In the half-century after the First Ecumenical Council held in Nicaea in 325, if there was one man whom the Arians feared and hated more intensely than any other, as being able to lay bare the whole error of their teaching, and to marshal, even from exile or hiding, the beleaguered forces of the Orthodox, it was Saint Athanasius the Great. This blazing lamp of Orthodoxy, which imperial power and heretics' plots could not quench when he shone upon the lampstand, nor find when he was hid by the people and monks of Egypt, was born in Alexandria about the year 296. He received an excellent training in Greek letters and especially in the sacred Scriptures, of which he shows an exceptional knowledge in his writings. Even as a young man he had a remarkable depth of theological understanding; he was only about twenty years old when he wrote his treatise On the Incarnation. Saint Alexander, the Archbishop of Alexandria, brought him up in piety, ordained him his deacon, and, after deposing Arius for his blasphemy against the Divinity of the Son of God, took Athanasius to the First Council in Nicaea in 325; Saint Athanasius was to spend the remainder of his life labouring in defence of this holy Council. In 326, before his death, Alexander appointed Athanasius his successor.

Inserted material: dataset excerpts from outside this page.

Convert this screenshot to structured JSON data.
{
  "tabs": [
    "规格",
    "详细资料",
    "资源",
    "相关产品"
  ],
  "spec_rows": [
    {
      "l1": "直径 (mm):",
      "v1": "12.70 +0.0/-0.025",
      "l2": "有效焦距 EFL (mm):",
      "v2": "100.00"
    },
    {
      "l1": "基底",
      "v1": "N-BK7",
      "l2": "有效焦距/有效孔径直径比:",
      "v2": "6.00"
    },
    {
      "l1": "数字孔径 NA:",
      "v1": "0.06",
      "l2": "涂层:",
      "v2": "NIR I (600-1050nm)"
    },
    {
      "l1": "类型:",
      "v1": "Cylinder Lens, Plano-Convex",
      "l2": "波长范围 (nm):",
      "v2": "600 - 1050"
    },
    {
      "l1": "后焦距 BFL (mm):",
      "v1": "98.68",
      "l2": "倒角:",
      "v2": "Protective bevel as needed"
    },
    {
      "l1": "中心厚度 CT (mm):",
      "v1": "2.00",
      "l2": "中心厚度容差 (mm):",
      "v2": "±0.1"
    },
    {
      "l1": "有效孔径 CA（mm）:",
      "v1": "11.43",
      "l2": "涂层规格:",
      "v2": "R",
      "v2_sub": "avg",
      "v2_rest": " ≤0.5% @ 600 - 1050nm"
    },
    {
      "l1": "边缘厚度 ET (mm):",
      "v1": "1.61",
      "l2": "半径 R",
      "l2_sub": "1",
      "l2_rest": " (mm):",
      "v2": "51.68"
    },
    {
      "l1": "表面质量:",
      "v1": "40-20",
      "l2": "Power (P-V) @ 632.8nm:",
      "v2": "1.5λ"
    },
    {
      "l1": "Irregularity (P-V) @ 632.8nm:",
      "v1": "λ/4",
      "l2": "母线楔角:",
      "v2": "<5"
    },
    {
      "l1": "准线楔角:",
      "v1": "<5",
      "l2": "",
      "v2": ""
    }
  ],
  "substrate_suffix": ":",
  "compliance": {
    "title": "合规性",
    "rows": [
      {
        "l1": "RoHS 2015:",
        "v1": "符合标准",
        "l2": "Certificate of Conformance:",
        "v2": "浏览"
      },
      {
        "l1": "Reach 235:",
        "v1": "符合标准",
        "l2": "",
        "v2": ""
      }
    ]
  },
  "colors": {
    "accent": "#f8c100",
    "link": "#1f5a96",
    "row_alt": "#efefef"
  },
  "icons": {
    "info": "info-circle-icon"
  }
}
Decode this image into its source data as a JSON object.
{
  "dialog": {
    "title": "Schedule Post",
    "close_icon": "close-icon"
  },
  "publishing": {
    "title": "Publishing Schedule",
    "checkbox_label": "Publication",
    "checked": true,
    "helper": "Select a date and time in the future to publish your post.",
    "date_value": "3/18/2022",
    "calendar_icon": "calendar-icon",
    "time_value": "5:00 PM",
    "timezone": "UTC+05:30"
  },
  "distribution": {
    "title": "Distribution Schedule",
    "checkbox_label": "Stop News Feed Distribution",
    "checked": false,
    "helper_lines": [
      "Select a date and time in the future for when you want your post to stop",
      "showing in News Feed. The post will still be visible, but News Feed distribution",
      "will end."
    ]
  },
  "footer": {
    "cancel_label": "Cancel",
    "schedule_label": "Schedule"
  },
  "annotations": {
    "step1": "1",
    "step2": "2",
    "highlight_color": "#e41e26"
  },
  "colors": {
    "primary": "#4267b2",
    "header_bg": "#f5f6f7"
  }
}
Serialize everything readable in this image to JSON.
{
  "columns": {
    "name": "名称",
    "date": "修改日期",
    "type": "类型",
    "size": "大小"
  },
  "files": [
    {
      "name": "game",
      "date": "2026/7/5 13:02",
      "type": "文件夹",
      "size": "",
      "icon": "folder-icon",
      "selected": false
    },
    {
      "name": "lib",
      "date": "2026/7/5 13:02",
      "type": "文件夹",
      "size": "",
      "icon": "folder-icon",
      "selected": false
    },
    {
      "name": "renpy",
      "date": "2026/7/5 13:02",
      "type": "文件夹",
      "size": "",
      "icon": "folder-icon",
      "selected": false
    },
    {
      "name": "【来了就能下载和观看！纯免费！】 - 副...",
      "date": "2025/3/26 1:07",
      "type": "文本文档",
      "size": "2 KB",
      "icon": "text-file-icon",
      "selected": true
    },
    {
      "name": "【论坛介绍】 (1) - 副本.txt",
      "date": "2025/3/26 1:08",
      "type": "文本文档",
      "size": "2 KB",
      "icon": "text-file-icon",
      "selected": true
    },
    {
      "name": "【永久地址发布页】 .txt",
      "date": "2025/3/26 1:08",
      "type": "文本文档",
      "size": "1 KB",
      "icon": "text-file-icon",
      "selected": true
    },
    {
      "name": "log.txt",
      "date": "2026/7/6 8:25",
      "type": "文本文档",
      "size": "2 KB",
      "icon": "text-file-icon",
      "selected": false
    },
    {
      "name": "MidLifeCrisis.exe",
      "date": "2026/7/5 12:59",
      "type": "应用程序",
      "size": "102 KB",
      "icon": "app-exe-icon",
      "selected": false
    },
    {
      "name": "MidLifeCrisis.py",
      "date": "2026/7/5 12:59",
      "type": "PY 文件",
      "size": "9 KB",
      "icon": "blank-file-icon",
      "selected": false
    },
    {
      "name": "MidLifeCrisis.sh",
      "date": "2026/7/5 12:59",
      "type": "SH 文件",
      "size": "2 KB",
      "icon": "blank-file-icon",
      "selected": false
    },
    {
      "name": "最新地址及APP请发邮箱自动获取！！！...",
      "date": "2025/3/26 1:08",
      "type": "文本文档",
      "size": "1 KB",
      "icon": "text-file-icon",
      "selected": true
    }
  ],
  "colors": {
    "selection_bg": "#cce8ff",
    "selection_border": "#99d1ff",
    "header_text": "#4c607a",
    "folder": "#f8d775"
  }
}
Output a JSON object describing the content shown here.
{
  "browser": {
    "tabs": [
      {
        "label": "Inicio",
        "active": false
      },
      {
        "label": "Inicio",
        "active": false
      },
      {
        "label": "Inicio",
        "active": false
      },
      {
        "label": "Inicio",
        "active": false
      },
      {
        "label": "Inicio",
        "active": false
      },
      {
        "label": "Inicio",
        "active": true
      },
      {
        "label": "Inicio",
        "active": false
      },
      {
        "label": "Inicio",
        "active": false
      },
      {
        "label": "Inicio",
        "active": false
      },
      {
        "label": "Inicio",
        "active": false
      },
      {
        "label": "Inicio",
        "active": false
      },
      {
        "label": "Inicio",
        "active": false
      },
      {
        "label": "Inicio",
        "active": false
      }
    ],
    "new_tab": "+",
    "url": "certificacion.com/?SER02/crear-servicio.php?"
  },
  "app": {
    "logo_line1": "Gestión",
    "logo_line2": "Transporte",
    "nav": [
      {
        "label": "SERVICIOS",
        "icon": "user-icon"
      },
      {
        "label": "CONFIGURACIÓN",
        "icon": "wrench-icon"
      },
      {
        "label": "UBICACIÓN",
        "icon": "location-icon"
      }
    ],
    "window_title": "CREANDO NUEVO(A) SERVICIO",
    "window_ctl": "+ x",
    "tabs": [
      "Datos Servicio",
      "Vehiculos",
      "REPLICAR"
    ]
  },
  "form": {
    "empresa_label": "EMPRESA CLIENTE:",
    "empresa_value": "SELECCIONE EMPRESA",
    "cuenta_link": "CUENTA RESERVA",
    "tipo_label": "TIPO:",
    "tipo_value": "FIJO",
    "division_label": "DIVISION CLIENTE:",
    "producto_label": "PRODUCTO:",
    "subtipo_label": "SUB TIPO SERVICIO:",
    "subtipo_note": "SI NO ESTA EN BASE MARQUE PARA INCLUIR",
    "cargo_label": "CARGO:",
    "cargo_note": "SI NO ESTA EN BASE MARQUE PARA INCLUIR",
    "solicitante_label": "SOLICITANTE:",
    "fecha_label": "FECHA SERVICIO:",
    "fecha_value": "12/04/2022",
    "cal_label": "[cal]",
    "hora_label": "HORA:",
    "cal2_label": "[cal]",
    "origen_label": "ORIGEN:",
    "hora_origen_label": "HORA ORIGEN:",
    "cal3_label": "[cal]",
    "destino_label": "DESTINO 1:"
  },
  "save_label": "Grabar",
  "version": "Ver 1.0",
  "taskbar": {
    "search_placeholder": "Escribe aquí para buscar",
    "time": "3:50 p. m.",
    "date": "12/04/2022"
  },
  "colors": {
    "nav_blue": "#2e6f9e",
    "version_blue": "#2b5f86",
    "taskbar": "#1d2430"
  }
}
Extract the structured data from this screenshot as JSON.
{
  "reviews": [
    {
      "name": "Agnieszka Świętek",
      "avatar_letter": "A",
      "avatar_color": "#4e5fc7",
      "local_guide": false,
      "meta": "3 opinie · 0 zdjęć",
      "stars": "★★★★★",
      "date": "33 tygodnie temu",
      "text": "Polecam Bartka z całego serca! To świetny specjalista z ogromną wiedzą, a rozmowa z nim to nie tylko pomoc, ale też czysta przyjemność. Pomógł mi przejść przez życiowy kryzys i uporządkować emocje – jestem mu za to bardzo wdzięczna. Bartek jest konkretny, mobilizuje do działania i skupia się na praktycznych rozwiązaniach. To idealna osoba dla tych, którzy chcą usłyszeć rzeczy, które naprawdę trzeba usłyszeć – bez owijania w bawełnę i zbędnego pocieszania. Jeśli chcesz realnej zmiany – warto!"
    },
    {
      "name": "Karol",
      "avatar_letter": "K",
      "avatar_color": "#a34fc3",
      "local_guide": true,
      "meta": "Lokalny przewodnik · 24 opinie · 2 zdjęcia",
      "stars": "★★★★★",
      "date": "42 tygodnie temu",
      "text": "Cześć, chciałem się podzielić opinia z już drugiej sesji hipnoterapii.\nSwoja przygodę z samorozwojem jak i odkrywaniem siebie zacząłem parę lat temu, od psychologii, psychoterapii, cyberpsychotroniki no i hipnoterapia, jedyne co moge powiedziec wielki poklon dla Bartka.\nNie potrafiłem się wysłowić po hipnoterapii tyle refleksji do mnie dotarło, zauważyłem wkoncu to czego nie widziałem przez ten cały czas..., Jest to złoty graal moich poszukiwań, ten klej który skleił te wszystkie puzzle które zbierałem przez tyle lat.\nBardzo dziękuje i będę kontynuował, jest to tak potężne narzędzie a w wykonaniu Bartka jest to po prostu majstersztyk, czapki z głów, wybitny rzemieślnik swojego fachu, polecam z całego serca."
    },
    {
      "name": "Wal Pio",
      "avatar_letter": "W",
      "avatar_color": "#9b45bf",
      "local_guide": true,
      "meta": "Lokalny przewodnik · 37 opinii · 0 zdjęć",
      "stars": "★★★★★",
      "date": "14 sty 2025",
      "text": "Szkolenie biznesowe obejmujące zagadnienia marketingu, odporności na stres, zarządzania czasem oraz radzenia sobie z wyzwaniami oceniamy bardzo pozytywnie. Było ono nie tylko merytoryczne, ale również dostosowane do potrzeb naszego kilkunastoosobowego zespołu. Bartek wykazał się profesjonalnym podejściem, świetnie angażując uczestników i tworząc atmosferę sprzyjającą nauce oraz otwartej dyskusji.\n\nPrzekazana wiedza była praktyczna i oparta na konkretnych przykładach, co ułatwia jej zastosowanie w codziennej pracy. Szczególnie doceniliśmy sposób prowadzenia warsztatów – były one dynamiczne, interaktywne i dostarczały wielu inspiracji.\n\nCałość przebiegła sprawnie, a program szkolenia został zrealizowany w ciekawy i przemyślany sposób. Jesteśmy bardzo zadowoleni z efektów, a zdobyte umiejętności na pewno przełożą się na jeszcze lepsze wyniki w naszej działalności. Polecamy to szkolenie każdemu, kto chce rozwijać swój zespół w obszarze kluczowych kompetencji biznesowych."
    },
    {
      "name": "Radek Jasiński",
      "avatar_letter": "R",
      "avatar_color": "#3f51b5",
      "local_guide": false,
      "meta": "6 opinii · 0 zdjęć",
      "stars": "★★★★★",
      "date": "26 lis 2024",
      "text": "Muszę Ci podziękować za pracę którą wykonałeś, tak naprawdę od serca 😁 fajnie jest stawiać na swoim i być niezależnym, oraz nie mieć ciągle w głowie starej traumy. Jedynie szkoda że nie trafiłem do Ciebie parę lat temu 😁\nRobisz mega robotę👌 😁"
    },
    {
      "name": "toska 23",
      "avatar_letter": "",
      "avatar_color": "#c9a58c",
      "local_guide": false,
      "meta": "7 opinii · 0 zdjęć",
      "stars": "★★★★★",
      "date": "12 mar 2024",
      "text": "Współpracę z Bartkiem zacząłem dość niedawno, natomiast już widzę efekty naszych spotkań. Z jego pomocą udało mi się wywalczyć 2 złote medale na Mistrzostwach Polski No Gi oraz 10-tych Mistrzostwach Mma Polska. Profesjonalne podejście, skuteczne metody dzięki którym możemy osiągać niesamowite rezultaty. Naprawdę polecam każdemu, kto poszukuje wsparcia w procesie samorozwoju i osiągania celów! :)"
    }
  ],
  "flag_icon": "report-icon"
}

In 325, Arius had been condemned by the Council of Nicaea; yet through Arius' hypocritical confession of Orthodox belief, Saint Constantine the Great was persuaded by Arius' supporters that he should be received back into the communion of the Church. But Athanasius, knowing well the perverseness of his mind, and the disease of heresy lurking in his heart, refused communion with Arius. The heresiarch's followers then began framing false charges against Athanasius; finally Saint Constantine the Great, misled by grave charges of the Saint's misconduct-which were completely false-had him exiled to Tiberius (Treves) in Gaul in 336. When Saint Constantine was succeeded by his three sons Constantine II, Constans, and Constantius, in 337, Saint Athanasius returned to Alexandria in triumph. But his enemies found an ally in Constantius, Emperor of the East; Saint Athanasius' second exile was spent in Rome. It was ended when Constans prevailed with threats upon his brother Constantius to restore Athanasius (see also Nov. 6). For ten years Saint Athanasius strengthened Orthodoxy throughout Egypt, visiting the whole country and encouraging all, clergy, monastics, and layfolk, being loved by all as a father. But after Constans' death in 350, Constantius became sole Emperor,and Athanasius was again in danger. In the evening of February 8, 356, General Syrianus with more than five thousand soldiers surrounded the church in which Athanasius was serving, and broke open the doors. Athanasius' clergy begged him to leave, but the good shepherd commanded that all the flock should withdraw first; and only when he was assured of their safety, he also, protected by divine grace, passed through the midst of the soldiers and disappeared into the deserts of Egypt, where for some six years he eluded the soldiers and spies sent after him.
When Julian the Apostate succeeded Constantius in 361, Athanasius returned again, but only for a few months. Because Athanasius had converted many pagans, and the priests of the idols in Egypt wrote to Julian that if Athanasius remained, idolatry would perish in Egypt, the heathen Emperor ordered not Athanasius' exile, but his death. Athanasius took ship up the Nile. When he learned that his imperial pursuers were following him, he had his men turn back, and as his boat passed that of his pursuers, they asked him if he had seen Athanasius. "He is not far," he answered. After returning to Alexandria for a while, he fled again to the Thebaid until Julian's death in 363. Saint Athanasius suffered his fifth and last exile under Valens in 365, which only lasted four months because Valens, fearing a sedition among the Egyptians for their beloved Archbishop, revoked his edict in February, 366.
The great Athanasius passed the remaining seven years of his life in peace. Of his fifty-seven years as Patriarch, he had spent some seventeen in exiles. Shining from the height of his throne like a radiant evening star, and enlightening the Orthodox with the brilliance of his words for yet a little while, this much-suffering champion inclined toward the sunset of his life, and, in the year 373, took his rest from his lengthy sufferings, but not before another luminary of the truth, Basil the Great, had risen in the East, being consecrated Archbishop of Caesarea in 370. Besides all his other achievements, Saint Athanasius wrote the life of Saint Anthony the Great, with whom he spent time in his youth; ordained Saint Frumentius first Bishop of Ethiopia; and in his Paschal Encyclical for the year 367 set forth the books of the Old and New Testaments accepted by the Church as canonical. Saint Gregory the Theologian, in his Oration On the Great Athanasius, said he was "Angelic in appearance, more angelic in mind; ... rebuking with the tenderness; of a father, praising with the dignity of a ruler ... Everything was harmonious, as an air upon a single lyre, and in the same key; his life, his teaching, his struggles, his dangers, his return, and his conduct after his return ... be treated so mildly and gently those who had injured him, that even they themselves, if I may say so, did not find his restoration distasteful."